Sacrament - A Deeper Conversation
Ephesians 1:7
"In him we have redemption through his blood, the forgiveness of sins, in accordance with the riches of God's grace that he lavished on us with all wisdom and understanding."
John 15:5
"I am the true vine; you are the branches. If a man remains in me and I in him, he will bear much fruit; apart from me you can do nothing."
Opinions on Sacraments
Christians disagree on the sacraments. We disagree on how many there are and how they function in the life of a disciple of Jesus. For example, the taking of the cup and bread, some call the Eucharist, some Communion, and others The Lord's Supper; our different names reflect in part our different understandings of it.
But we are all agreed on a more general sense of sacrament.
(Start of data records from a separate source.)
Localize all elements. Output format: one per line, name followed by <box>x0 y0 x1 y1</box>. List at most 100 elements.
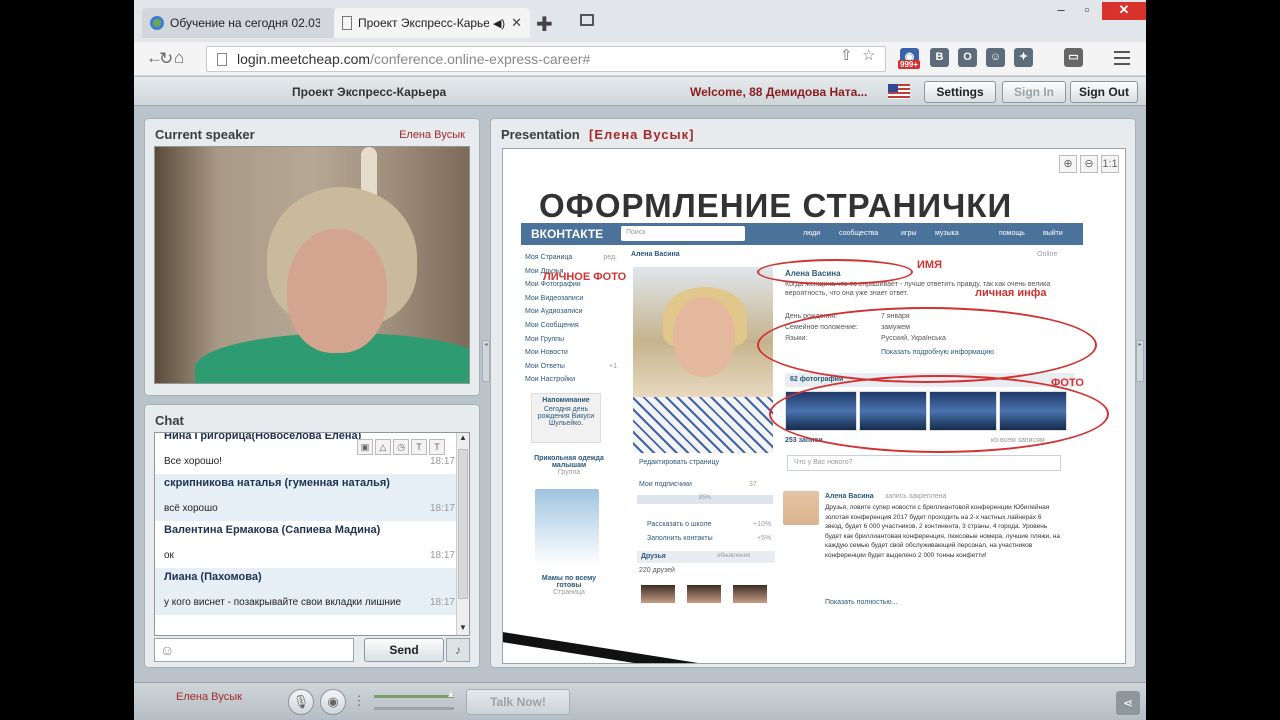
scrollbar-thumb[interactable] <box>458 449 468 599</box>
message-time: 18:17 <box>429 550 455 561</box>
reload-icon[interactable]: ↻ <box>159 49 173 69</box>
minimize-button[interactable]: – <box>1048 2 1074 20</box>
vk-friends-update: обновления <box>717 553 751 559</box>
notification-badge: 999+ <box>898 60 921 69</box>
vk-post-avatar <box>783 491 819 525</box>
vk-action-percent: +5% <box>757 535 772 542</box>
image-icon[interactable]: ▣ <box>357 439 373 455</box>
panel-title: Chat <box>155 413 184 428</box>
vk-profile-photo <box>633 267 773 453</box>
zoom-out-icon[interactable]: ⊖ <box>1080 155 1098 173</box>
app-title: Проект Экспресс-Карьера <box>292 85 447 99</box>
feedback-icon[interactable]: ▭ <box>1064 48 1083 67</box>
chat-scrollbar[interactable]: ▲ ▼ <box>456 433 469 635</box>
bookmark-star-icon[interactable]: ☆ <box>862 46 875 64</box>
vk-reminder: Напоминание Сегодня день рождения Викуси… <box>531 393 601 443</box>
new-tab-button[interactable]: ✚ <box>536 12 553 37</box>
speaker-video <box>154 146 470 384</box>
annotation-ellipse <box>757 259 913 285</box>
chat-input[interactable]: ☺ <box>154 638 354 662</box>
vk-logo: ВКОНТАКТЕ <box>531 227 604 241</box>
home-icon[interactable]: ⌂ <box>174 48 184 68</box>
close-tab-icon[interactable]: ✕ <box>511 15 522 31</box>
vk-menu-item: Мои Группы <box>525 335 564 343</box>
annotation-ellipse <box>769 375 1109 453</box>
vk-action: Заполнить контакты <box>647 535 713 542</box>
vk-search: Поиск <box>621 226 745 241</box>
window-close-button[interactable]: ✕ <box>1102 2 1146 20</box>
slide-decoration <box>503 629 800 663</box>
scroll-up-icon[interactable]: ▲ <box>457 433 469 445</box>
vk-ad-title: Прикольная одежда малышам Группа <box>534 455 604 476</box>
site-favicon-icon <box>150 16 164 30</box>
volume-icon[interactable]: ⋮ <box>352 689 366 715</box>
smiley-extension-icon[interactable]: ☺ <box>986 48 1005 67</box>
panel-title: Presentation <box>501 127 580 142</box>
current-speaker-label: Елена Вусык <box>176 691 242 703</box>
vk-nav-item: музыка <box>935 230 959 237</box>
webcam-icon[interactable]: ◉ <box>320 689 346 715</box>
vk-edit-page: Редактировать страницу <box>639 459 720 466</box>
presentation-slide: ⊕ ⊖ 1:1 ОФОРМЛЕНИЕ СТРАНИЧКИ ВКОНТАКТЕ П… <box>502 148 1126 664</box>
url-path: /conference.online-express-career# <box>370 51 591 67</box>
vk-nav-item: помощь <box>999 230 1025 237</box>
talk-now-button[interactable]: Talk Now! <box>466 689 570 715</box>
sign-out-button[interactable]: Sign Out <box>1070 81 1138 103</box>
microphone-icon[interactable]: 🎙 <box>288 689 314 715</box>
share-icon[interactable]: ⋖ <box>1116 691 1140 715</box>
page-icon <box>342 16 352 30</box>
screen: Обучение на сегодня 02.03. Проект Экспре… <box>134 0 1146 720</box>
ok-extension-icon[interactable]: О <box>958 48 977 67</box>
settings-button[interactable]: Settings <box>924 81 996 103</box>
vk-profile-name-top: Алена Васина <box>631 251 680 258</box>
message: у кого виснет - позакрывайте свои вкладк… <box>155 590 469 615</box>
font-increase-button[interactable]: T <box>411 439 427 455</box>
message-text: всё хорошо <box>164 503 218 514</box>
emoji-icon[interactable]: ☺ <box>160 642 174 658</box>
message-text: ок <box>164 550 174 561</box>
vk-post-more: Показать полностью... <box>825 599 898 606</box>
vk-friend-avatar <box>687 585 721 603</box>
actual-size-icon[interactable]: 1:1 <box>1101 155 1119 173</box>
sign-in-button[interactable]: Sign In <box>1002 81 1066 103</box>
page-info-icon[interactable] <box>217 53 227 66</box>
right-collapse-handle[interactable]: ▸ <box>1136 340 1144 382</box>
font-decrease-button[interactable]: T <box>429 439 445 455</box>
tab-search-icon[interactable] <box>580 14 594 26</box>
slider-knob-icon[interactable]: ▲ <box>446 689 456 700</box>
vk-menu-item: Мои Ответы +1 <box>525 362 617 370</box>
vk-post-box: Что у Вас нового? <box>787 455 1061 471</box>
bell-icon[interactable]: ♪ <box>446 638 470 662</box>
warning-icon[interactable]: △ <box>375 439 391 455</box>
speaker-name: Елена Вусык <box>399 129 465 141</box>
tab-express-career[interactable]: Проект Экспресс-Карьера ◀) ✕ <box>334 8 530 38</box>
tab-training[interactable]: Обучение на сегодня 02.03. <box>142 8 336 38</box>
address-bar[interactable]: login.meetcheap.com/conference.online-ex… <box>159 46 886 72</box>
chat-messages[interactable]: Нина Григорица(Новоселова Елена) Все хор… <box>154 432 470 636</box>
vk-ad-image <box>535 489 599 565</box>
vk-friend-avatar <box>641 585 675 603</box>
zoom-in-icon[interactable]: ⊕ <box>1059 155 1077 173</box>
slide-heading: ОФОРМЛЕНИЕ СТРАНИЧКИ <box>539 187 1013 224</box>
vk-friends-header: Друзья <box>637 551 775 563</box>
vk-extension-icon[interactable]: В <box>930 48 949 67</box>
send-button[interactable]: Send <box>364 638 444 662</box>
vk-menu-item: Мои Новости <box>525 349 568 357</box>
clock-icon[interactable]: ◷ <box>393 439 409 455</box>
vk-action-percent: +10% <box>753 521 772 528</box>
left-collapse-handle[interactable]: ◂ <box>482 340 490 382</box>
volume-slider[interactable] <box>374 695 454 698</box>
vk-post-text: Друзья, ловите супер новости с бриллиант… <box>825 504 1060 559</box>
scroll-down-icon[interactable]: ▼ <box>457 623 469 635</box>
vk-post-pinned: запись закреплена <box>885 493 947 500</box>
twitter-extension-icon[interactable]: ✦ <box>1014 48 1033 67</box>
restore-button[interactable]: ▫ <box>1074 2 1100 20</box>
mic-level-slider[interactable] <box>374 707 454 710</box>
vk-friend-avatar <box>733 585 767 603</box>
message-text: Все хорошо! <box>164 456 222 467</box>
message-author: Лиана (Пахомова) <box>164 571 262 583</box>
message: ок 18:17 <box>155 543 469 568</box>
browser-menu-icon[interactable] <box>1114 51 1130 69</box>
share-icon[interactable]: ⇧ <box>840 46 853 64</box>
us-flag-icon[interactable] <box>888 84 910 99</box>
All Christians know that God is continually at work in every aspect of creation, that as Karl Rahner says, "Grace is everywhere." All areas of our lives are open to the actions of God, and in every instance, if we have the eyes to see and the ears to hear and the senses to feel and taste, we can know that God abundantly and continually acts upon our behalf beyond anything we desire.
Receive God's Help
To remain in Christ the vine we must learn to receive God's help through the ordinary matters of life. God can teach us and transform us as we offer our work as prayer, as we care for our families, as we give and receive in our communities. God is at work in both our feasting and our fasting. He can make us more like him as we feast on a savory meal, receiving the richness of creation. He can make us more like him as we fast, dealing death to our gluttonous and lecherous impulses.
Literature is well suited to be a vehicle of sacrament. God may use a story like Sir Gawain and the Green Knight to convict us of our own hypocrisy and folly or to enrich us with the love of the created order in all its joyous tastes and textures. We may even encounter God. Frank Burch Brown has suggested four ways in which this can happen.
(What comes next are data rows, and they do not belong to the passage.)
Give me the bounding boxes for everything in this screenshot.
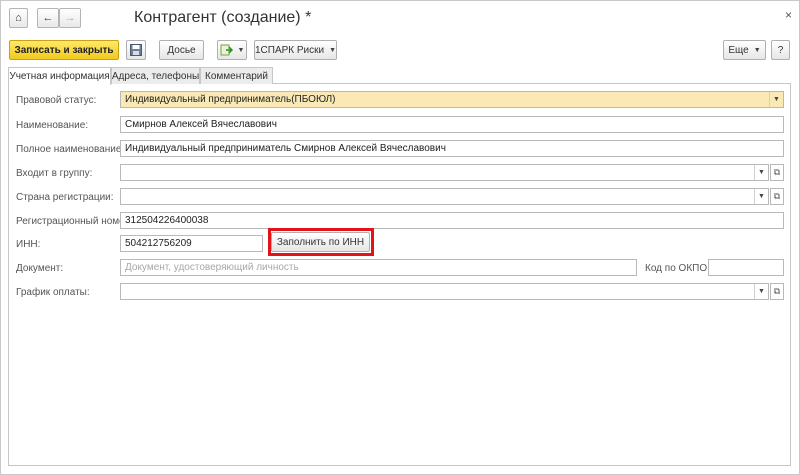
chevron-down-icon[interactable]: ▼ <box>754 165 768 180</box>
open-payment-schedule-button[interactable]: ⧉ <box>770 283 784 300</box>
country-label: Страна регистрации: <box>16 192 114 203</box>
legal-status-value: Индивидуальный предприниматель(ПБОЮЛ) <box>125 94 336 105</box>
tab-label: Учетная информация <box>9 71 110 82</box>
tab-comment[interactable]: Комментарий <box>200 67 273 84</box>
highlight-frame <box>268 228 374 256</box>
full-name-label: Полное наименование: <box>16 144 125 155</box>
chevron-down-icon[interactable]: ▼ <box>769 92 783 107</box>
save-and-close-label: Записать и закрыть <box>14 44 114 56</box>
name-field[interactable]: Смирнов Алексей Вячеславович <box>120 116 784 133</box>
save-button[interactable] <box>126 40 146 60</box>
close-icon: × <box>784 8 792 22</box>
payment-schedule-label: График оплаты: <box>16 287 90 298</box>
inn-value: 504212756209 <box>125 238 192 249</box>
chevron-down-icon: ▼ <box>237 46 245 54</box>
document-placeholder: Документ, удостоверяющий личность <box>125 262 299 273</box>
payment-schedule-select[interactable]: ▼ <box>120 283 769 300</box>
create-based-on-icon <box>220 44 233 56</box>
spark-risks-button[interactable]: 1СПАРК Риски ▼ <box>254 40 337 60</box>
group-select[interactable]: ▼ <box>120 164 769 181</box>
name-value: Смирнов Алексей Вячеславович <box>125 119 277 130</box>
floppy-disk-icon <box>130 44 142 56</box>
more-label: Еще <box>728 44 749 56</box>
dossier-label: Досье <box>167 44 196 56</box>
create-based-on-button[interactable]: ▼ <box>217 40 247 60</box>
open-link-icon: ⧉ <box>773 167 781 177</box>
legal-status-select[interactable]: Индивидуальный предприниматель(ПБОЮЛ) ▼ <box>120 91 784 108</box>
tab-label: Комментарий <box>205 70 268 82</box>
country-select[interactable]: ▼ <box>120 188 769 205</box>
spark-risks-label: 1СПАРК Риски <box>254 44 325 56</box>
chevron-down-icon: ▼ <box>329 46 337 54</box>
tabs-divider <box>199 83 791 84</box>
tab-label: Адреса, телефоны <box>111 70 200 82</box>
open-country-button[interactable]: ⧉ <box>770 188 784 205</box>
inn-label: ИНН: <box>16 239 41 250</box>
document-label: Документ: <box>16 263 64 274</box>
okpo-field[interactable] <box>708 259 784 276</box>
full-name-field[interactable]: Индивидуальный предприниматель Смирнов А… <box>120 140 784 157</box>
reg-number-field[interactable]: 312504226400038 <box>120 212 784 229</box>
chevron-down-icon: ▼ <box>753 46 761 54</box>
arrow-left-icon: ← <box>42 12 54 24</box>
close-button[interactable]: × <box>785 8 792 22</box>
document-field[interactable]: Документ, удостоверяющий личность <box>120 259 637 276</box>
group-label: Входит в группу: <box>16 168 93 179</box>
reg-number-value: 312504226400038 <box>125 215 209 226</box>
full-name-value: Индивидуальный предприниматель Смирнов А… <box>125 143 446 154</box>
save-and-close-button[interactable]: Записать и закрыть <box>9 40 119 60</box>
open-link-icon: ⧉ <box>773 286 781 296</box>
home-button[interactable]: ⌂ <box>9 8 28 28</box>
more-button[interactable]: Еще ▼ <box>723 40 766 60</box>
name-label: Наименование: <box>16 120 89 131</box>
arrow-right-icon: → <box>64 12 76 24</box>
reg-number-label: Регистрационный номер: <box>16 216 134 227</box>
help-icon: ? <box>777 44 784 56</box>
back-button[interactable]: ← <box>37 8 59 28</box>
window-title: Контрагент (создание) * <box>134 9 312 26</box>
home-icon: ⌂ <box>15 12 22 24</box>
forward-button[interactable]: → <box>59 8 81 28</box>
open-link-icon: ⧉ <box>773 191 781 201</box>
dossier-button[interactable]: Досье <box>159 40 204 60</box>
chevron-down-icon[interactable]: ▼ <box>754 284 768 299</box>
open-group-button[interactable]: ⧉ <box>770 164 784 181</box>
okpo-label: Код по ОКПО: <box>645 263 710 274</box>
chevron-down-icon[interactable]: ▼ <box>754 189 768 204</box>
tab-account-info[interactable]: Учетная информация <box>8 67 111 85</box>
help-button[interactable]: ? <box>771 40 790 60</box>
inn-field[interactable]: 504212756209 <box>120 235 263 252</box>
tab-addresses-phones[interactable]: Адреса, телефоны <box>111 67 200 84</box>
legal-status-label: Правовой статус: <box>16 95 97 106</box>
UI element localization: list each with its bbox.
Four Ways to Encounter God
- Negative Transcendence: This is when an artistic work, because of its representation of loss and tragedy, seems to ache for God's presence, even while in the work itself God appears absent. The one not present is the one that the work cries out for. Elie Wiesel's account of the Holocaust, Night, Shakespeare's King Lear, or the poetry of Czeslaw Milosz (reflecting on the impact of Communism on Catholic Poland) are examples of such an ache. Each manifests a terrible vision of the world's misery and longing for the divine.
- Radical Transcendence: Here, we experience God as the one who is Wholly Other, high and infinite above our experience. The literary work offers an austere vision of God as fiery and powerful, glorious beyond our understanding. Many of John Donne's Holy Sonnets or the essays of Simone Weil look to God's majestic difference. We have a sense of our finiteness, dependence, even sinful separation from the the universe's designer.
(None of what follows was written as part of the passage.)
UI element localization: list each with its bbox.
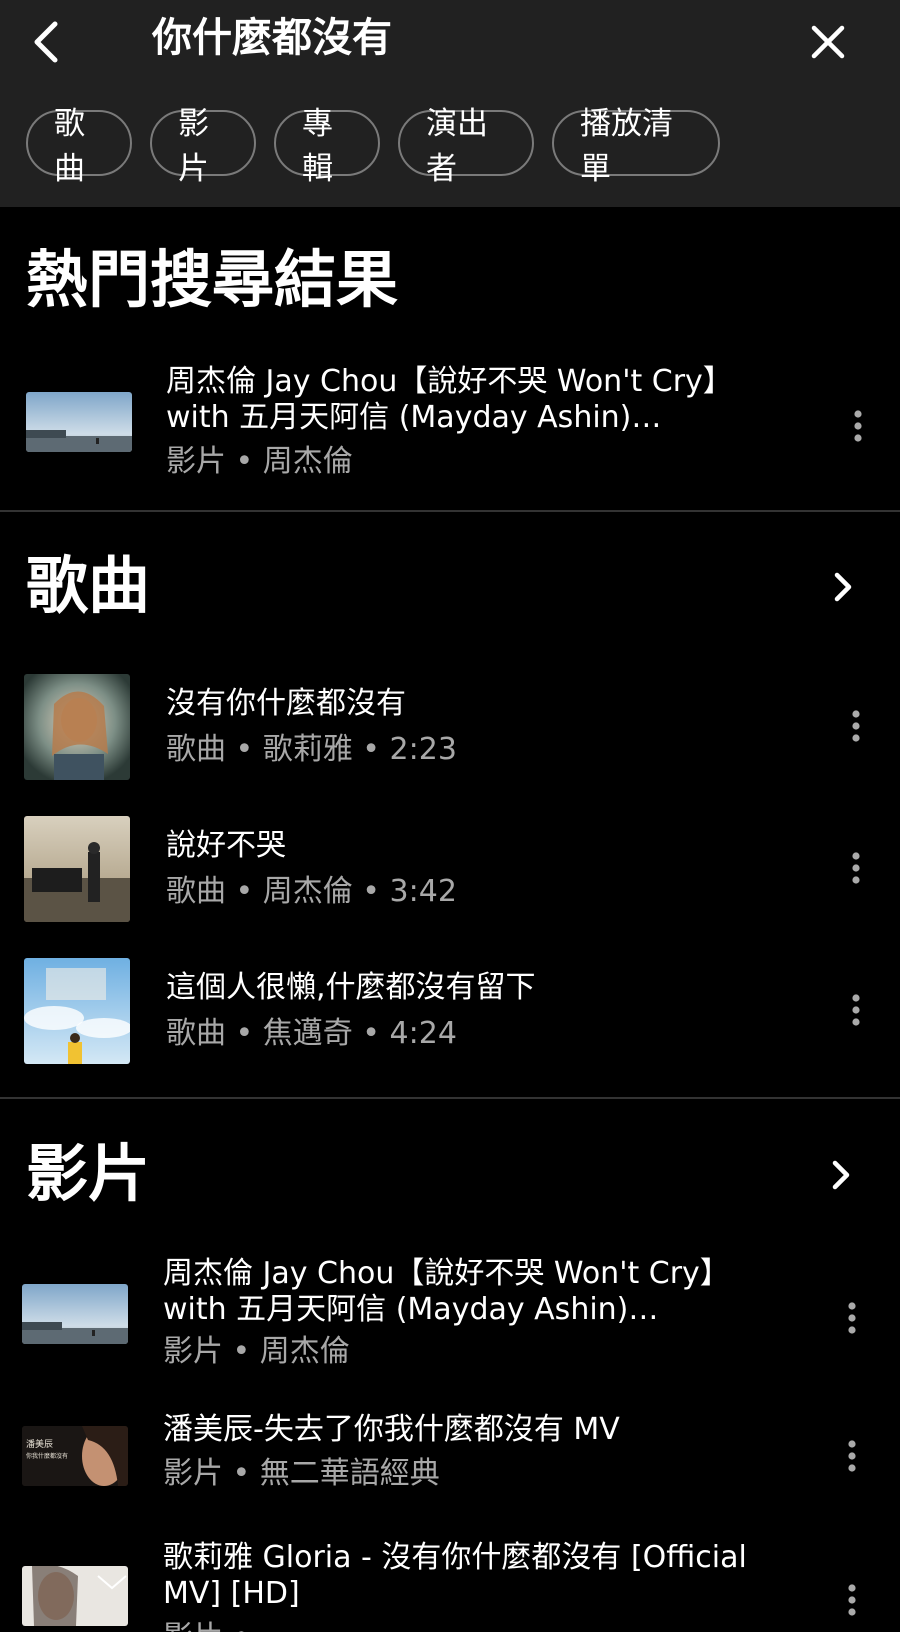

- Proximate Transcendence: This is when the text offers us a picture of God who is mysterious, "within and among and beyond things earthly and tangible" (120). C. S. Lewis' Aslan or Ron Hansen's novel of the stigmata, Mariette in Ecstasy, offer examples of such experiences--the world seems ordinary but something is also mystical, challenging our common perceptions.
- Immanent Transcendence: Here we sense God's sacredness within the ordinary aspects of life, the enfleshed life of the body, a life which we can sense even in a poem, story, or play. The poetry of Kathleen Norris or the film version of Babette's Feast focuses on God in daily stuff of life.
We sense his profound presence through the world about us. To live sacramentally is to meet God in the particulars.
Central Insight
God's grace works through the everyday particulars of life, including the reading of literature.
Suggestions for Application
Recount how God used a particular aspect of a work of literature to teach you or help you experience an important truth. Perhaps describe a work's mediation of a truth about God such as one of the four categories above.
[Brown, Frank Burch. Good Taste, Bad Taste, and Christian Taste: Aesthetics in Religious Life. Oxford: Oxford UP, 2000.]